Damian fit mine de ne pas avoir entendu. Il fourra la clé de l’Aston Martin dans sa poche, puis s’empara du schéma de la ville.
— Tu sais que tu commences à me gonfler à jouer les donneuses de leçons, Jess ? dit-il.
Stupéfaite, cette dernière redressa la tête. Jamais son frère ne lui avait parlé d’une manière si froide et calculée. Mais elle n’eut pas la chance de croiser le regard de Damian. Le visage baissé sur le plan, s’il semblait vouloir la provoquer verbalement, il ne paraissait pas pouvoir assumer son acte. À moins qu’il eût autre chose à l’esprit, à ce moment précis.
— Pourquoi es-tu si désagréable depuis ton accident ?

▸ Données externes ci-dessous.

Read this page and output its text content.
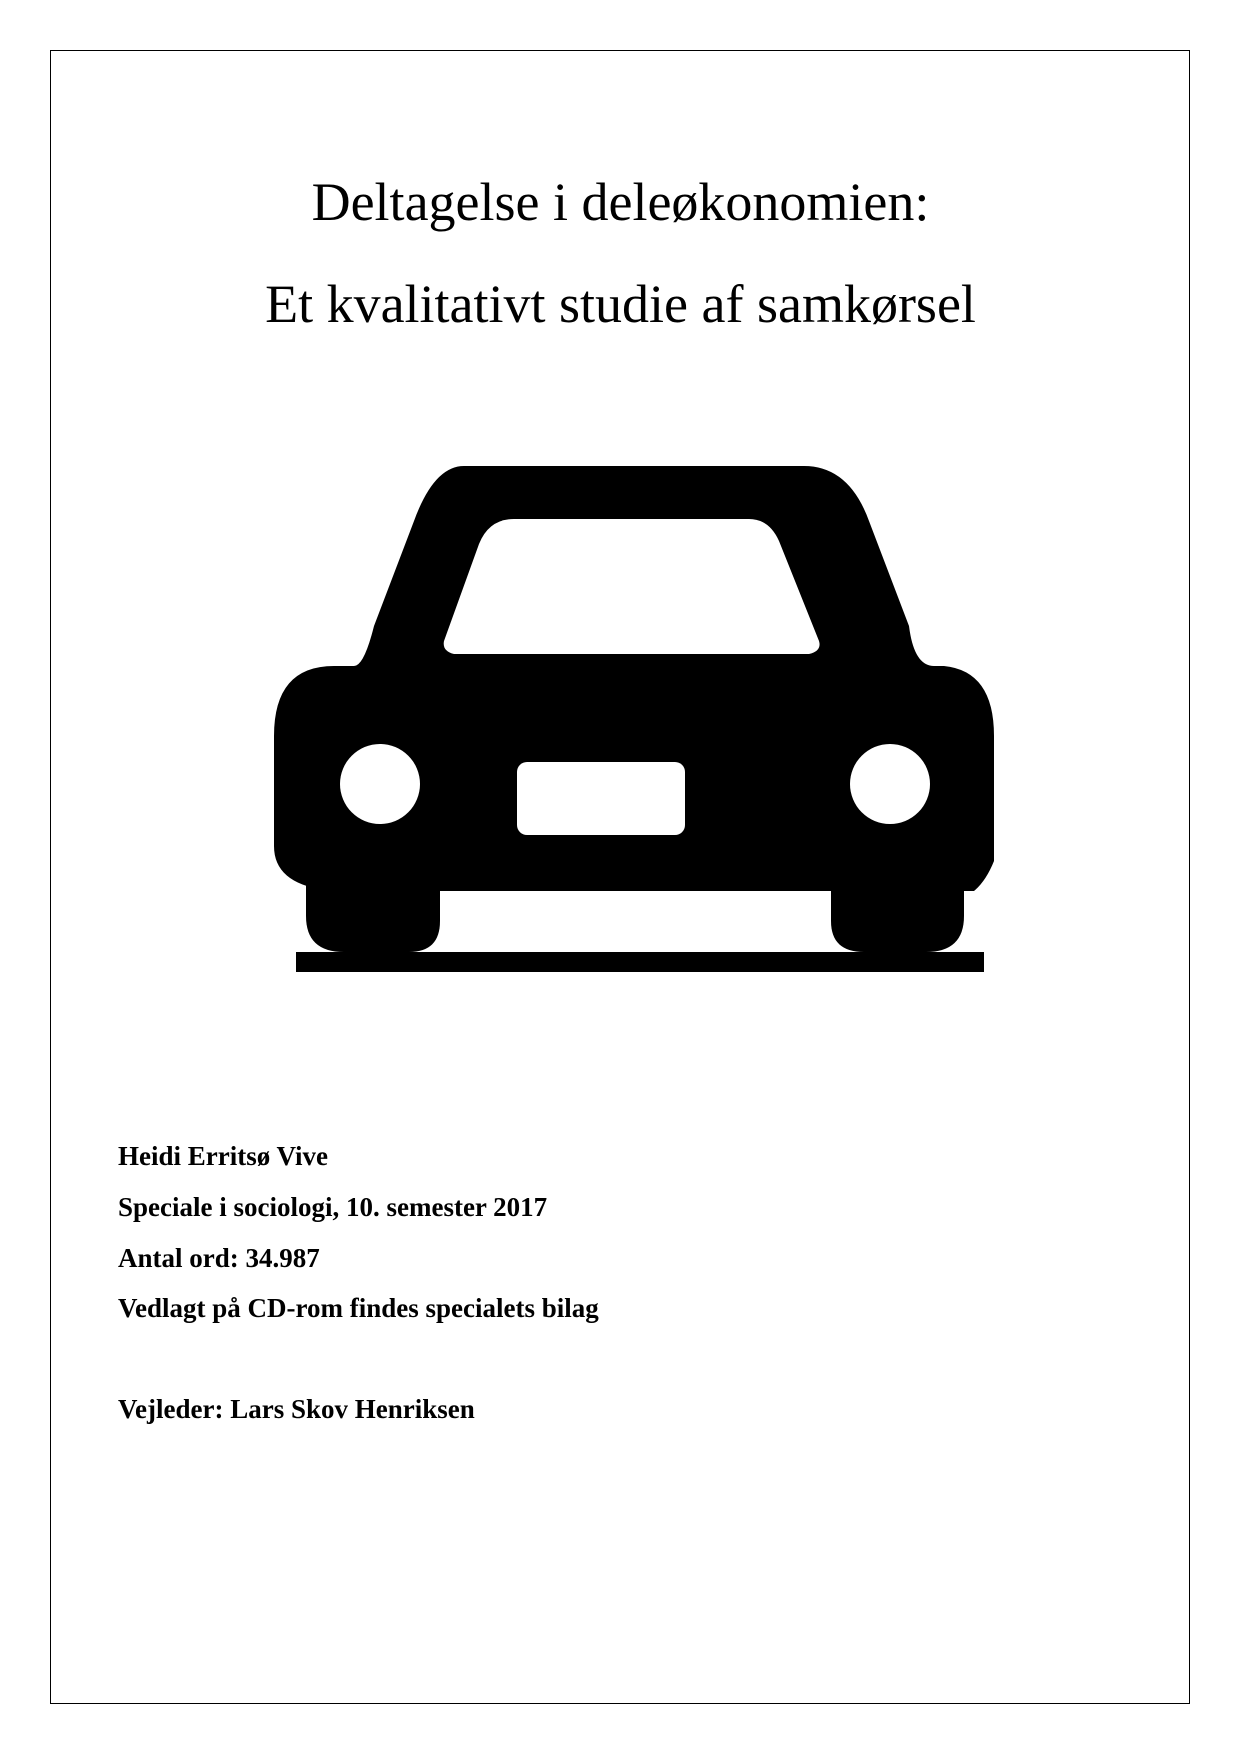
Deltagelse i deleøkonomien:
Et kvalitativt studie af samkørsel
Heidi Erritsø Vive
Speciale i sociologi, 10. semester 2017
Antal ord: 34.987
Vedlagt på CD-rom findes specialets bilag
Vejleder: Lars Skov Henriksen
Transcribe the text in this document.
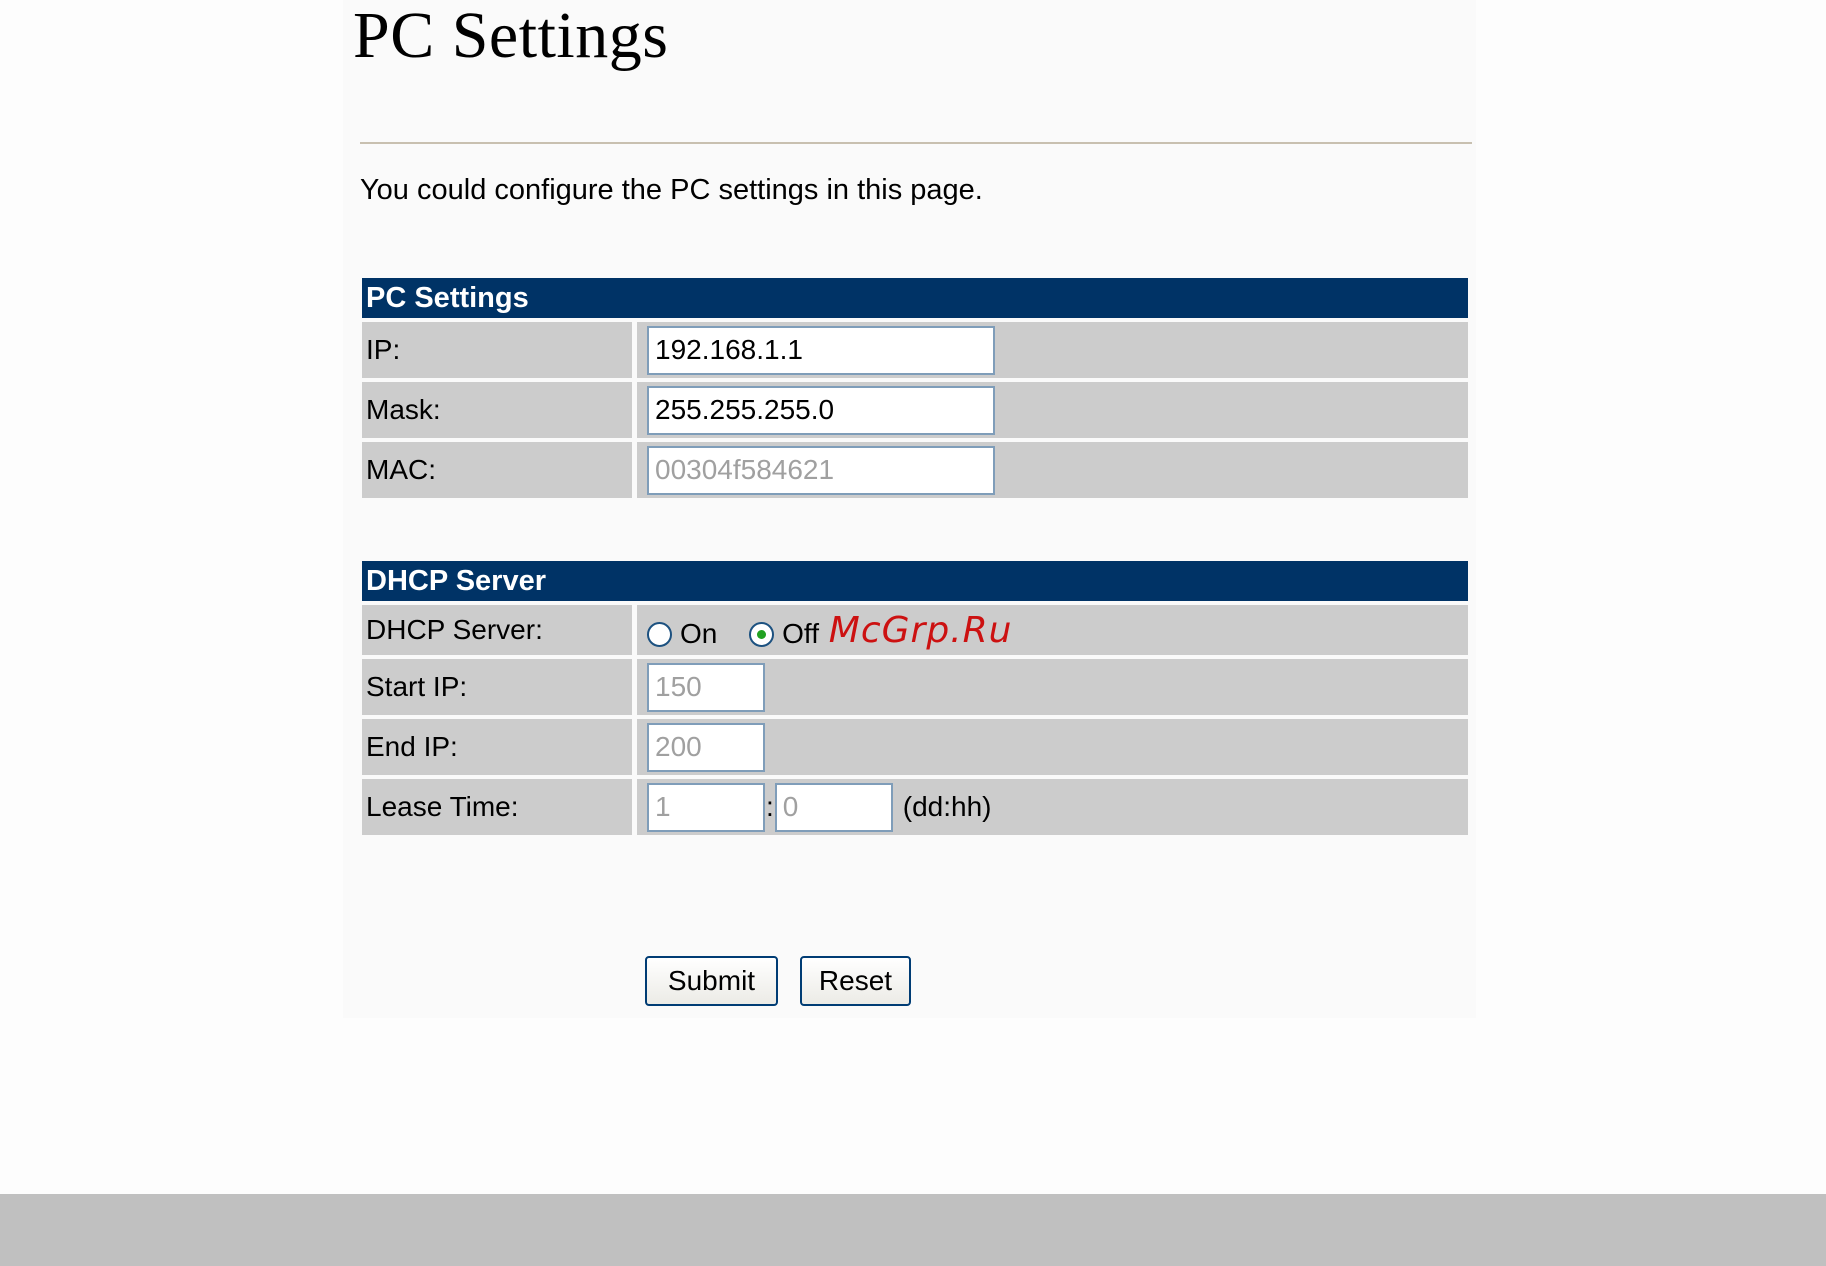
PC Settings
You could configure the PC settings in this page.
PC Settings	
IP:	192.168.1.1
Mask:	255.255.255.0
MAC:	00304f584621
DHCP Server	
DHCP Server:	On
Off McGrp.Ru
Start IP:	150
End IP:	200
Lease Time:	1:0 (dd:hh)
Submit	Reset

Damian leva les yeux au ciel et enfouit le document dans sa poche.
— Je ne suis pas désagréable.
— Si, tu l’es.
— Si tu le dis… Je vais voir Cassie. Tu m’appelles quand Seven revient.
— C’est un ordre ou une demande ?
— Prends-le comme tu voudras, ça m’est égal.
Il disparut dans le vestibule et claqua la porte. Jess crispa ses doigts sur la couverture de son ouvrage. Son frère, elle était forcée de le constater, avait changé depuis son retour de l’hôpital. Plus froid, plus dur qu’auparavant, il paraissait ne pas réussir à retrouver sa place au sein de leur clan, comme si une scission s’était opérée et qu’il faisait son possible pour l’entretenir. La façon dont il avait parlé à Seven, puis à elle, corroborait ses craintes. Pourquoi Damian tenait-il tant à faire le vide autour de lui ? Jess s’était demandé si le don de sang de Cassie aurait des répercussions sur Damian. Les modifications qui se produisaient en lui semblaient indiquer que c’était bien le cas, et cela ne la rassura pas.